Unconditional
Love
Avram provides us
with a model for loving God and people for their own sake and not for any
manifestation of that love.
By Neal Joseph Loevinger
The following article is reprinted with permission from Kolel: The Adult Centre for Liberal Jewish
Learning.
Overview
The first two parshiot of Genesis tell the story of the
creation of the world; with this, the third parsha, the story shifts to the
beginnings of the Jewish people. Avram and Sarai (later to become Avraham and
Sarah) travel from their home in the East, to Canaan in the west, then to Egypt
and back to Canaan, having adventures and conflicts along the way. God strikes
a dramatic and mystical covenant with Avram to give him land and descendants, and
changes his name. Finally, (now) Abraham has a son with Hagar, the Egyptian
maidservant; this causes family tensions.
In Focus
"Avram passed through the land as far as the site of
Shechem, to the oak of Moreh. . . God appeared to Avram and said, 'To your
descendants I will give this land"- then he built an altar there to God
Who had appeared to him. " (Genesis 12:6-7)
Pshat
At the beginning of Avram's travels, he arrives in Canaan
(what the land of Israel is called at this point in time) with his family and
possessions, and again encounters the mysterious God who commanded him to leave
his home and come to this foreign land. When God first appeared to Avram, in
12:1, God promised Avram to make of Avram a "great nation." Only now,
in his second encounter with the Divine, is this blessing connected to a specific
land.
Drash
The Torah often uses very compact language to tell its
narratives. In this case, we have a whole story in just two verses. Avram has
traveled across whole countries; at the end of this part of the journey, God
appears to him and elaborates on the Divine promise made in Avram's homeland.
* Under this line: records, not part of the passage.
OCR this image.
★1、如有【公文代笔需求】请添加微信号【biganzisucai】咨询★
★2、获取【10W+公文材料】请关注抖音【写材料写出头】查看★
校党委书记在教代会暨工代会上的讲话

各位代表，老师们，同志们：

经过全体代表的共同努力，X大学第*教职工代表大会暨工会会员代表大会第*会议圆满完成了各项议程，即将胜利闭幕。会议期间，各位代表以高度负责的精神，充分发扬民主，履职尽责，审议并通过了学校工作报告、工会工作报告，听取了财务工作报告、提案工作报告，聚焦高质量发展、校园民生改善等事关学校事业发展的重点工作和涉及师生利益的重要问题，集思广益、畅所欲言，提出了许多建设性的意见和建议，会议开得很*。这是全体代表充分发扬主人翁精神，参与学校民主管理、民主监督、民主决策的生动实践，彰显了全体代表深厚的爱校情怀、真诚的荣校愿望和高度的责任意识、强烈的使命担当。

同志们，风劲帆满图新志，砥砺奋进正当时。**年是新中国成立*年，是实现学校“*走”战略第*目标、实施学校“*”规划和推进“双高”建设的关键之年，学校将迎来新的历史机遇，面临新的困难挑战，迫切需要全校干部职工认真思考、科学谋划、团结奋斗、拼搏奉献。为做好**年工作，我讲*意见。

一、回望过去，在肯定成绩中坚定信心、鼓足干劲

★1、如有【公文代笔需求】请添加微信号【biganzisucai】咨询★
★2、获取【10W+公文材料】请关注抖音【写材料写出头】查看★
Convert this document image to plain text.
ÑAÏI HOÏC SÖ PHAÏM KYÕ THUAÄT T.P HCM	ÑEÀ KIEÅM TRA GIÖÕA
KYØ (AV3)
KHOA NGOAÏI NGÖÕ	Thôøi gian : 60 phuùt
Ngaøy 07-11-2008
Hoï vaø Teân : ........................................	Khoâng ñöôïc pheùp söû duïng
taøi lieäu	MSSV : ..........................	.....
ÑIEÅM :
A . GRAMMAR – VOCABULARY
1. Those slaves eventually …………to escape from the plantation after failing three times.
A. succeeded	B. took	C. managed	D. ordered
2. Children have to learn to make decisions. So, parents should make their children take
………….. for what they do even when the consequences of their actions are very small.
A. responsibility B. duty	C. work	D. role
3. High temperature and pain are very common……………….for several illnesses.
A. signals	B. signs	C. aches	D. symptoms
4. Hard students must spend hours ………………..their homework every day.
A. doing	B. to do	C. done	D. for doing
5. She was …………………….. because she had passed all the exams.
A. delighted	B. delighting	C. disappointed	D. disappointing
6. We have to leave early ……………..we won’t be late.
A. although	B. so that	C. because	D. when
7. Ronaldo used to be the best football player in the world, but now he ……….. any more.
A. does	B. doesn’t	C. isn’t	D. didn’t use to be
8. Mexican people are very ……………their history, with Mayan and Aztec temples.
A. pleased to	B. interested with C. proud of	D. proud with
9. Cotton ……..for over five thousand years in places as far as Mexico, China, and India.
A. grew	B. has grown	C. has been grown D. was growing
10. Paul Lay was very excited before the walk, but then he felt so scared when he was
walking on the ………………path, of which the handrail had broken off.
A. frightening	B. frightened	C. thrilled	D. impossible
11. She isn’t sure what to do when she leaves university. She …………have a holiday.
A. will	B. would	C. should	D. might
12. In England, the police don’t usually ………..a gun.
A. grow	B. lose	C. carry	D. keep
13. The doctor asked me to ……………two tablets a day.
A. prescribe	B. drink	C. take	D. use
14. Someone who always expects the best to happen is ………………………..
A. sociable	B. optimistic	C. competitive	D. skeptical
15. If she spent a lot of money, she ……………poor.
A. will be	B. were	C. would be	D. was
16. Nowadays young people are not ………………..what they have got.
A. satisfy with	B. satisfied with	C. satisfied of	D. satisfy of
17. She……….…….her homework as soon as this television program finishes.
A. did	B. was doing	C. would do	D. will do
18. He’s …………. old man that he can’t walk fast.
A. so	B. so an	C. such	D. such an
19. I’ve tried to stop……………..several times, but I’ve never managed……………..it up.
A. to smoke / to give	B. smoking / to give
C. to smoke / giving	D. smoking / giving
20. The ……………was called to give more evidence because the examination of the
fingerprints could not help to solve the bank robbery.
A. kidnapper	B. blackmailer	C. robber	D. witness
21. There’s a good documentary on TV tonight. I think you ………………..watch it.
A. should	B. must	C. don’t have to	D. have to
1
In response to this spiritual experience, Avram builds an altar. Presumably,
Avram is feeling a sense of awe, of gratitude, of reverence, and can only think
of channeling or focusing these feelings into the form of worship that is
familiar to him.
At this point we find a disagreement in the commentaries
about Avram's motivations in building the altar. Rashi says that Avram built
the altar because of the promise of children and land- in other words, Avram
was grateful for the specific content of God's promise to him. This would be
easy to understand- who wouldn't be grateful for the promise of a wonderful
future?
Ohr HaChaim (a biblical commentator) offers a
different understanding of Avram's gratitude:
The intent of the
Torah is show us Avraham's [sic] great love for his Creator. For when God
appeared to him and promised him descendants and the giving of the Land, he did
not consider this to be much, in comparison to his joy at the revealing of the
Presence of the Blessed One. This is a fulfillment of the verse: "the
fullness of joys is Your Presence." (Psalm 16:11) This is why it says,
"then he built an altar there to God Who had appeared to him,"
because he was so overjoyed at God's appearance to him that he built the altar.
(Translation mine, after consulting the translation by Eliyahu Munk.)
What I like about the Ohr HaChaim's commentary is that it
suggests that Avram's spiritual greatness was not that he merited a Divine
Covenant, but that he was able to love God for God's own sake, not just to get
something out of it. This kind of relationship with God is just like a profound
relationship with a human being- one can love simply because one's beloved is
simply present, not because of any specific manifestation of that love.
For example, if my best friend gives me a birthday cake, I
might embrace him in gratitude, but it's not really gratitude for the cake, per
se. Hopefully, I would be emotionally mature enough to experience the gratitude
as a response to my friend's caring, to the fact that my friend remembered me,
that he or she was simply there, fully present in my life. The cake is just an
outward manifestation of that caring, fully present relationship.
Perhaps one insight underlying the Ohr HaChaim's midrash is
the idea that a love dependent on outward manifestations can become fickle or
unstable, whereas a love which emerges from within, which depends only on the
presence of the beloved, can better survive the ups and downs of any
relationship. If we "bless God only for the good," we risk becoming
spiritually alienated when life gets hard; if we can find an inner connection
to the Source of all Being, we can stay spiritually centered through all our
journeys. The Ohr HaChaim seems to be suggesting that Avram would have been
just as happy if God appeared to him and promised him nothing at all; this is a
spiritual love which can endure, just as Avram's faith seems to have endured
throughout all his tests and travels.
Rabbi Neal Joseph Loevinger is currently the rabbi of
Temple Israel of Swampscott and Marblehead, Mass. A former student at Kolel, he served as Kolel’s Director of
Outreach from late 1999-2001. He was
ordained in the first graduating class of the Ziegler School of Rabbinic
Studies of the University of Judaism, and holds a Master’s of Environmental
Studies from York University in Toronto.